Not a One-Off Assistance
This isn’t the first time Khasif has extended a helping hand to people in need during the pandemic. He is part of a few groups of friends and fellow local businessmen who have done their bit to serve those in need.
During the first lockdown last year, he was a part of a group that helped arrange ration kits for the poor who had no food to eat. This year, he is working with friends and fellow businessmen to distribute oxygen cylinders or refill oxygen free of cost to those in need. Besides oxygen cylinders, they are helping people find hospital beds, delivering critical medicines and offering any other assistance over the phone.

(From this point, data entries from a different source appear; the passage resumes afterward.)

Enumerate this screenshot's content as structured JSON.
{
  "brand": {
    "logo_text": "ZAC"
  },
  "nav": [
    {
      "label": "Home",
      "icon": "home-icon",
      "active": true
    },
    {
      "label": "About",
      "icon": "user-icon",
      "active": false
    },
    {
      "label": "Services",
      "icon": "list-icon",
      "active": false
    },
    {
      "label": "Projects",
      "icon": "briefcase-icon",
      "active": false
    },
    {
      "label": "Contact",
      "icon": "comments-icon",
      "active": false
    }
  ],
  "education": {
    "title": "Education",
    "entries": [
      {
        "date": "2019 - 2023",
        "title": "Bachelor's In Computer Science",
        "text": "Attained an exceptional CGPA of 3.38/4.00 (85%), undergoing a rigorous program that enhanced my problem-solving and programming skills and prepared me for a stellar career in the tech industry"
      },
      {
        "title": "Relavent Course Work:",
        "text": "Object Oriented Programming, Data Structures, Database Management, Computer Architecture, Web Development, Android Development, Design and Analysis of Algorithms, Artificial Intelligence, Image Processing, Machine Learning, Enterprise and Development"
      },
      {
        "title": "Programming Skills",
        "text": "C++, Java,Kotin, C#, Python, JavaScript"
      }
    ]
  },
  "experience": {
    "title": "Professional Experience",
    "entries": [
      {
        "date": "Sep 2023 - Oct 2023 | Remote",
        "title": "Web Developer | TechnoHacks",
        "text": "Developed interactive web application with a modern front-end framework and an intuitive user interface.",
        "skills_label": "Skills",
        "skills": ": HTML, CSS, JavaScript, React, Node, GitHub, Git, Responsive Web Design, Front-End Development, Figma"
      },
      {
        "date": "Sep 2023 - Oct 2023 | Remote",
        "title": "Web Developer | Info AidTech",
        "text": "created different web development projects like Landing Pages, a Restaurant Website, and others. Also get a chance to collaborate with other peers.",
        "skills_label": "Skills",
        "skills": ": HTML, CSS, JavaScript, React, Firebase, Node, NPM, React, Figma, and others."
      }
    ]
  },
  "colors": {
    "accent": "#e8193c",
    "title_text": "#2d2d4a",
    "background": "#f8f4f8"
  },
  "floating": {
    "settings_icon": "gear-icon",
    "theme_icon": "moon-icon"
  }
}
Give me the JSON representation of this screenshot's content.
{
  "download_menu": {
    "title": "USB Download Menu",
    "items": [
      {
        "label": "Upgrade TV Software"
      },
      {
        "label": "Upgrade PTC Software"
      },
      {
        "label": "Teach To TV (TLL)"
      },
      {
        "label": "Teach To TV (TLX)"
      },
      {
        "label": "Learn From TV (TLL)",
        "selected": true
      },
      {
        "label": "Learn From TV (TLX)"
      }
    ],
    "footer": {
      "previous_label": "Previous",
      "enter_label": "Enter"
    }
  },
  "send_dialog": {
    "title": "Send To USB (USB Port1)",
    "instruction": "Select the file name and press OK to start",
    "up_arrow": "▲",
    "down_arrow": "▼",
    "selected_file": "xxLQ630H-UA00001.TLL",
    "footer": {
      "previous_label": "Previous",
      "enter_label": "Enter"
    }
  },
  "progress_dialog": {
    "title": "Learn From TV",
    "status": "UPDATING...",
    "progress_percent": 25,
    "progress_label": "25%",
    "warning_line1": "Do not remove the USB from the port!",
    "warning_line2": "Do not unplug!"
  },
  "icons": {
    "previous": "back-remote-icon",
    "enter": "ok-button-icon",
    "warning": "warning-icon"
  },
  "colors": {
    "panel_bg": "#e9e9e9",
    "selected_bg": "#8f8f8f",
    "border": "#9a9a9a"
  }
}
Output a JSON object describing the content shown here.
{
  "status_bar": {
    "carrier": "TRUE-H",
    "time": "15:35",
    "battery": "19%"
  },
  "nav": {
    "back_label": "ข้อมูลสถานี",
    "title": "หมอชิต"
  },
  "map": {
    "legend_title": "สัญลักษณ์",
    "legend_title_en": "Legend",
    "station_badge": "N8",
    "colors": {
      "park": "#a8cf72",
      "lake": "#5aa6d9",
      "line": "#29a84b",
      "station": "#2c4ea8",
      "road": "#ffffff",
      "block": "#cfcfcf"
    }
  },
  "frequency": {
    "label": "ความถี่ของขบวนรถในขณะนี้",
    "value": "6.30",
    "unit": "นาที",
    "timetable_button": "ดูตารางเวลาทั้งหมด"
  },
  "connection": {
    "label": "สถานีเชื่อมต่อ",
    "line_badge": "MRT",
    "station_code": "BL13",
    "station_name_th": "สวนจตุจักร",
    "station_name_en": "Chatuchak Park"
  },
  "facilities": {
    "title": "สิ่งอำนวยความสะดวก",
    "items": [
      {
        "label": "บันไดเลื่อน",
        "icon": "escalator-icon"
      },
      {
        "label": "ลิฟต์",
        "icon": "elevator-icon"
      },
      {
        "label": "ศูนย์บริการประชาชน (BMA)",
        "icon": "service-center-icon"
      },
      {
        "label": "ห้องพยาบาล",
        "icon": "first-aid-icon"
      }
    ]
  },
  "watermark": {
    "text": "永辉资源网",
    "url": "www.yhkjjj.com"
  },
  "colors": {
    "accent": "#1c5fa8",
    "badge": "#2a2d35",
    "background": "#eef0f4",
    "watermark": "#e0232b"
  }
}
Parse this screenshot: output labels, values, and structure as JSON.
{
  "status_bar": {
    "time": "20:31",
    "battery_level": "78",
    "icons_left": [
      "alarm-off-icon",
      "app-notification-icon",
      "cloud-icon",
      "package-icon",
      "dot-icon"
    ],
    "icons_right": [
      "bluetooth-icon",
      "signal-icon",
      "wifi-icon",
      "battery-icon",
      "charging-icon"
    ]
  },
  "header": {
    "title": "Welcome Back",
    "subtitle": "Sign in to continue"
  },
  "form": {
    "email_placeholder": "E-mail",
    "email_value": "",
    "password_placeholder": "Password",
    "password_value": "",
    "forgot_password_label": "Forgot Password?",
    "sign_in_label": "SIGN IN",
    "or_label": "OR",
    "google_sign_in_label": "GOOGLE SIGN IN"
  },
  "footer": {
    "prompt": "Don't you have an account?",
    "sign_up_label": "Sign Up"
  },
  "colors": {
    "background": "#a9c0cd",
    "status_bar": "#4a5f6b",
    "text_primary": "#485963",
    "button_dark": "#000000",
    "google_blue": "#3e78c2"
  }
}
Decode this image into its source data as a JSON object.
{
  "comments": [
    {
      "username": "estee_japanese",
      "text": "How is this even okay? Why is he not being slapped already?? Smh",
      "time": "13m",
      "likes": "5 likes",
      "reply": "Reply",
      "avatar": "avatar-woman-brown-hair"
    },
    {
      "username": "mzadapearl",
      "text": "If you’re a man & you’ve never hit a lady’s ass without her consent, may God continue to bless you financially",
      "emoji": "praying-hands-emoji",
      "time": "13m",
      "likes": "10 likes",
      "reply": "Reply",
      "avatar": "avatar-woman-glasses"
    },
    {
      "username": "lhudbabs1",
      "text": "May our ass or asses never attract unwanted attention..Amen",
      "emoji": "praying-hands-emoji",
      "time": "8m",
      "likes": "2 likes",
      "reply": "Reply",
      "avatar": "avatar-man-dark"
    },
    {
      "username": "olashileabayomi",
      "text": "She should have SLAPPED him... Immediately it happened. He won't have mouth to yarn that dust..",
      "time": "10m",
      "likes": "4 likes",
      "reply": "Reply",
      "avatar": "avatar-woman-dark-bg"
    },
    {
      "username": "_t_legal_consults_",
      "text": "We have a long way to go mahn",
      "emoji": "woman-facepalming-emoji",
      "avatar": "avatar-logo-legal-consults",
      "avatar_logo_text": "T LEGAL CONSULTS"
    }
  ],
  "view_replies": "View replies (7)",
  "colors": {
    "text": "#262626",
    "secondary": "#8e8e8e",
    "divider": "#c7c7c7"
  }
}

“For example, in Bommanahalli, there is a friend of mine called Shamir, and Abrar from Siddapura, who along with our group of friends, have arranged oxygen cylinders. We are refilling them in Hosur and distributing these cylinders to anyone who needs them free of cost with a nominal deposit for the cylinder itself so that people don’t run away with them. Once they return the cylinder, we return their deposit. There is a lot of demand for oxygen cylinders that usually cost about Rs 8,000 to Rs 10,000 in the market but are now going for Rs 25,000 or more. Similarly, there are many other self-motivated people I know who are helping people. I’m a resident of Bismillahnagar on Bannerghatta Road, and one of my other friends in the area is organising oxygen cylinders just outside the local mosque free of cost, only after they submit a prescription from a doctor,” he claims.
So, helping Nanjundaswami’s friend was just another day in the life of Khasif.
“When Nanjundaswami Sir called me about his friend’s aunt, I felt terrible for her son, who was now all alone in this world. Watching his mother pass away because of COVID-19 must have been so traumatic for him. If we don’t help fellow citizens in such situations, then when will we? We keep talking about stuff on social media, criticising this one or the other. But it’s about what we do now. If we start taking initiatives ourselves, the world would be a better place. It didn’t matter what the person’s caste or religion was then. I did what I felt was right at the time. To be frank, I didn’t even know about the social media post about me that has gone viral until this interview. Others should come forward to serve in this manner, although there are people who already do like Dr. Nazar from the United Kingdom. He is assisting patients over the phone, while Vinay, a friend from Mumbai, is contributing money to our oxygen cylinder initiatives,” says Khasif.
Like many other business owners in the city, Khasif has suffered because of the pandemic. With his construction business, Khasif also owns a wedding hall, which has also suffered massively.
Dependent on him is his large family of ageing mother, father, uncles, aunts, siblings and children. There are also several workers and staff who are also dependent on him. Despite having to look after so many at home and work, he finds the time to voluntarily help those grieving and in need of assistance. When all support systems fail, it’s the kindness of ordinary citizens, like Khasif, that is helping people overcome horrific tragedies.
This is after all what defines the spirit of any city.